Raw Material purchases impact EBITDA: Tata Steels standalone revenues for
2QFY2016 declined 12% yoy to Rs9,531cr (7% ahead of our estimate of
Rs8,879cr), led by better than expected volumes and pricing. However, increased
raw material expenses on account of external purchases of iron ore resulted in the
EBITDA declining sharply by 40% yoy to Rs1,862cr, 3% below our expectation of
Rs1,918cr. The adjusted net profit nearly doubled to Rs3,844cr led by a sharp jump
in other income on account of gains from sale of quoted investments of Rs3,505cr,
while interest expenses were lower on account of debt repayments in 1QFY2015. Overseas operations remain under pressure: The EBITDA of the European
operations turned negative, led by a steep decline in realisations and on account
of lower volumes.

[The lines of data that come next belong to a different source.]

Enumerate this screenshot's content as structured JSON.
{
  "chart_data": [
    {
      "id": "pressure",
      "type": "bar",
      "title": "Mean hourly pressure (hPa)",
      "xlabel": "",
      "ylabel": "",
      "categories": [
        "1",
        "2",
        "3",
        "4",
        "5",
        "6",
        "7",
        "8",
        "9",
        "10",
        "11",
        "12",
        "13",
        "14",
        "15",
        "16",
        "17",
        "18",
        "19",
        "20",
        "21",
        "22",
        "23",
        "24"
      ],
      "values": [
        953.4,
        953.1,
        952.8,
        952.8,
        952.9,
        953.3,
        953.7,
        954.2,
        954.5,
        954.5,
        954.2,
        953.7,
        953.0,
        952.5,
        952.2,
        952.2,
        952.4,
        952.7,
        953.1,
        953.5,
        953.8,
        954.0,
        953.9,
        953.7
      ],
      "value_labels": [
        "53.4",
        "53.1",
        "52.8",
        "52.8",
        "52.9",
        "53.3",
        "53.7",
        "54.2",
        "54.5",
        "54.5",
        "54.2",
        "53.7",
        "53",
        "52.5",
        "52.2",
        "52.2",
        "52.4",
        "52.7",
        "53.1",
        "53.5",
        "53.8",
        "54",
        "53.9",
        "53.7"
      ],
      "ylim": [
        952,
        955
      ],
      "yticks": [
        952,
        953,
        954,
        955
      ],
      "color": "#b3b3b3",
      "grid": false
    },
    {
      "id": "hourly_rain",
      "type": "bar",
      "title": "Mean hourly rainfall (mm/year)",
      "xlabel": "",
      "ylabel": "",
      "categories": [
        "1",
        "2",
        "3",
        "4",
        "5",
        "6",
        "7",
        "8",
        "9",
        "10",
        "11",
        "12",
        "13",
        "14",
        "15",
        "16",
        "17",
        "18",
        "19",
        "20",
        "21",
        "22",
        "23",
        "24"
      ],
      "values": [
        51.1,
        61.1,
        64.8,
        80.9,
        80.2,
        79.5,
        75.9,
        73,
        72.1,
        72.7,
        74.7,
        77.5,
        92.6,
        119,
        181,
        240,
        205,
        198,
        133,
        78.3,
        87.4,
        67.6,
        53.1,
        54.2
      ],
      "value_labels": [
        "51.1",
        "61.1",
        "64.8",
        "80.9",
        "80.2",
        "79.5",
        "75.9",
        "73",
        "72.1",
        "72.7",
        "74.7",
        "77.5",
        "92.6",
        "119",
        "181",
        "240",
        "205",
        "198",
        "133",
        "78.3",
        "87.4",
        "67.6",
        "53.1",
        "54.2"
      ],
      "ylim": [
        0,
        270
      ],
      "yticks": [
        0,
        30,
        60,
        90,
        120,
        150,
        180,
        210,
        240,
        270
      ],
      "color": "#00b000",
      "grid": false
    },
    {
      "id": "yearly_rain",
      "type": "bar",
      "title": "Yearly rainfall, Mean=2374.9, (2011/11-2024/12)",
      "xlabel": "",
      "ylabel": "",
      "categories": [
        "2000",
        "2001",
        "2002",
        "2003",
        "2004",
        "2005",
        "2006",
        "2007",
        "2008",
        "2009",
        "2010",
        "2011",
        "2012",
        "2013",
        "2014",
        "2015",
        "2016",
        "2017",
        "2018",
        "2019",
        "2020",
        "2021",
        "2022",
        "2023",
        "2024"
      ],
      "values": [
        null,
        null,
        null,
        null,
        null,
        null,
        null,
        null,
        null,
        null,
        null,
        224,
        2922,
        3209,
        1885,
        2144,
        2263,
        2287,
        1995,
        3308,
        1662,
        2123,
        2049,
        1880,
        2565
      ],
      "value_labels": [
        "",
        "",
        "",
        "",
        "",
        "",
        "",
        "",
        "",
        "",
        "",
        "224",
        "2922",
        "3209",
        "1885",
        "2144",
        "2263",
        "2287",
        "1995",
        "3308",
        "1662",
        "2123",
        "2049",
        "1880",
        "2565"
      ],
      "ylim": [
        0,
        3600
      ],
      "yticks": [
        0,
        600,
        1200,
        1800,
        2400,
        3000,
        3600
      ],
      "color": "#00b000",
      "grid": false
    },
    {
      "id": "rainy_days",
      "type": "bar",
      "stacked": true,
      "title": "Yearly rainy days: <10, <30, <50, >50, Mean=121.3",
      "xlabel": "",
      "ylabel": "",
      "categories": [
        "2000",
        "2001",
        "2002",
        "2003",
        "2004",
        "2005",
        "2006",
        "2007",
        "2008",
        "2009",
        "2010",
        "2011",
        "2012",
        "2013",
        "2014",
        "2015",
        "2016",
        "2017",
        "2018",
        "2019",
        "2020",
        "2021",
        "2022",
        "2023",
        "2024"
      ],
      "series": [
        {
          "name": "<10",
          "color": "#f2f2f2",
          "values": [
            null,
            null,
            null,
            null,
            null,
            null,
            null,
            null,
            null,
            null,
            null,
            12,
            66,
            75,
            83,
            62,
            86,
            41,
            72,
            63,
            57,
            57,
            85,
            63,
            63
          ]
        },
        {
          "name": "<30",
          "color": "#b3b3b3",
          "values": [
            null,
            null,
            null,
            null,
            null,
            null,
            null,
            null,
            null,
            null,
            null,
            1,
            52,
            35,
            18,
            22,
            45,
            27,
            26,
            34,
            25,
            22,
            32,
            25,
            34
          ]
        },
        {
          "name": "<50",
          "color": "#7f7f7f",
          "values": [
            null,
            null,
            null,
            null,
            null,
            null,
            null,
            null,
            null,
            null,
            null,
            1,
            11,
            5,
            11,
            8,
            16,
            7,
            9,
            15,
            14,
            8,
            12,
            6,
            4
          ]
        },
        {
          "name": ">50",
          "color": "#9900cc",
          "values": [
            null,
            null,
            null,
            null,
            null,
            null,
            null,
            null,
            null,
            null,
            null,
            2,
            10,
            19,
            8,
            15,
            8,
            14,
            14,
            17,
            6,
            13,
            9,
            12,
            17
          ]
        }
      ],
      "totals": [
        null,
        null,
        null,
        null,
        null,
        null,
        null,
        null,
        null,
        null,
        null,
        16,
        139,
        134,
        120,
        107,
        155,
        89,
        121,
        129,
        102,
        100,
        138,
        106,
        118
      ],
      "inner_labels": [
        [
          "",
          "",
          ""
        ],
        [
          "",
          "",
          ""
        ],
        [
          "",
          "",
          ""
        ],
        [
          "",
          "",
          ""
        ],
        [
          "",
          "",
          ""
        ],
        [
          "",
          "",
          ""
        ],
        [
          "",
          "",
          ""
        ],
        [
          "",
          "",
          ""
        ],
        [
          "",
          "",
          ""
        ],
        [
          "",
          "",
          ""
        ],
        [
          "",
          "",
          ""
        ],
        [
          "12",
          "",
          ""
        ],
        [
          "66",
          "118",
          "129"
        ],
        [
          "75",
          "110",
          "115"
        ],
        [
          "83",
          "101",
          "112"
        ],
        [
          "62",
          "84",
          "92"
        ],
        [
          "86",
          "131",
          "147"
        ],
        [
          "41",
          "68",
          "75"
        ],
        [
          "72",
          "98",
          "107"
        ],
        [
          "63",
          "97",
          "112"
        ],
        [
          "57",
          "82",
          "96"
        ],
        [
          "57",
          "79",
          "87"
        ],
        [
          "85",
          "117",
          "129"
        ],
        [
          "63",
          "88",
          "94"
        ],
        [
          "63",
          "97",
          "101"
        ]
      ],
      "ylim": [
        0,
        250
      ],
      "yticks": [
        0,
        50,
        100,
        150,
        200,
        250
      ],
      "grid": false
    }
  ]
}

Tata Steel Europe (TSE)’s sales volumes declined 3% yoy to
3.27MT, 7% below our expectation of 3.53MT. Realisation declined 20% yoy to
$798/tonne, but 10% ahead of our estimate of $723/tonne. SEA volumes
continued to remain under pressure, with deliveries declining 27% yoy to 0.69MT.
Outlook and valuation: Given the weak outlook on steel prices and with the
European business already in the red at the operating level, we expect tough
times to continue for the stock. The stock is currently trading at an EV/EBITDA of
6.8x FY2017E EBITDA. We retain our Neutral rating on the stock.